Target locations include Tarlac, Cavite, Batangas, and smaller distributed projects with a total installed capacity of 400MW, Leviste said at the sidelines of the 13th Asia Clean Energy Forum (ACEF) 2018 hosted by the Asian Development Bank, the US Agency for International Development (USAID), the Korea Energy Agency, and the ADB Institute in Mandaluyong City.
“It is majority contracted, the balance of which we will be selling to contestable customers similar to the other coal power plants that have recently been inaugurated, such as Pagbilao for example, which are on a merchant basis,” he added.
At present, the company is completing minigrid projects in 10 towns by the third quarter, which are of similar size to its solar-battery micro-grid in Paluan, Occidental Mindoro, giving the town round-the-clock power supply.

“[W]e are completing 10 towns by next quarter of similar size to the one town we completed in Paluan, Occidental Mindoro earlier this year. The first two will be completed this month in Masbate, totaling 100,000 people that will have 24-hour electricity for the first time in their lives,” Leviste said, adding the facility will be equipped with solar batteries.

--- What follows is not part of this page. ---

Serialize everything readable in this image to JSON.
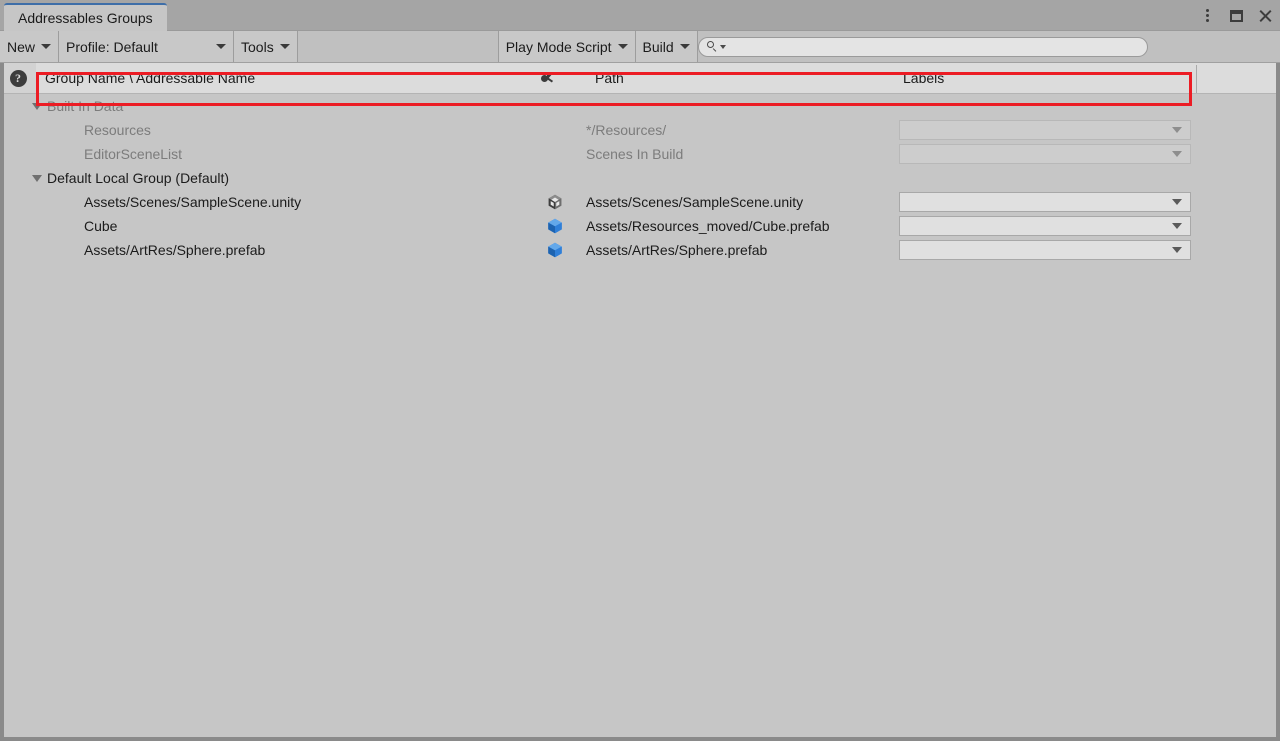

Cagayan, Isabela, Palawan, and Romblon are the other areas where the solar company plans to undertake its projects.

In March, Solar Philippines inaugurated its solar-battery farm, the largest in Southeast Asia, which has 2 MW solar panels, 2 megawatt hours (MWh) capacity and 2MW of diesel backup. It is designed to provide 24/7 power supply to the municipality at 50 percent lower cost than that of the local electric cooperative.

The facility is also the first to utilize Powerpacks from US energy storage firm Tesla, Inc.

Meanwhile, Leviste said Solar Philippines is deciding within the year on how it intends to expand its solar factory in Sto. Tomas, Batangas.

“Our existing facility is already not enough to deal with local demand. Provided that we can develop a consistent stream of projects with our foreign sales, then we are considering ways to expand its production capacity,” Leviste said.

He added this is also to address demand for low-cost and high-quality solar panels primarily in the United States and the European Union, noting that the Philippines still has a cost advantage compared to panels imported from China because of preferential trade policies with the country.

Leviste earlier said Solar Philippines has 5,000 hectares of land that is being developed into solar farms with available interconnection that can be delivered by the day its largest customer, Manila Electric Co. (Meralco), needs it.

One hectare of land can accommodate 1 MW of solar power capacity, he said.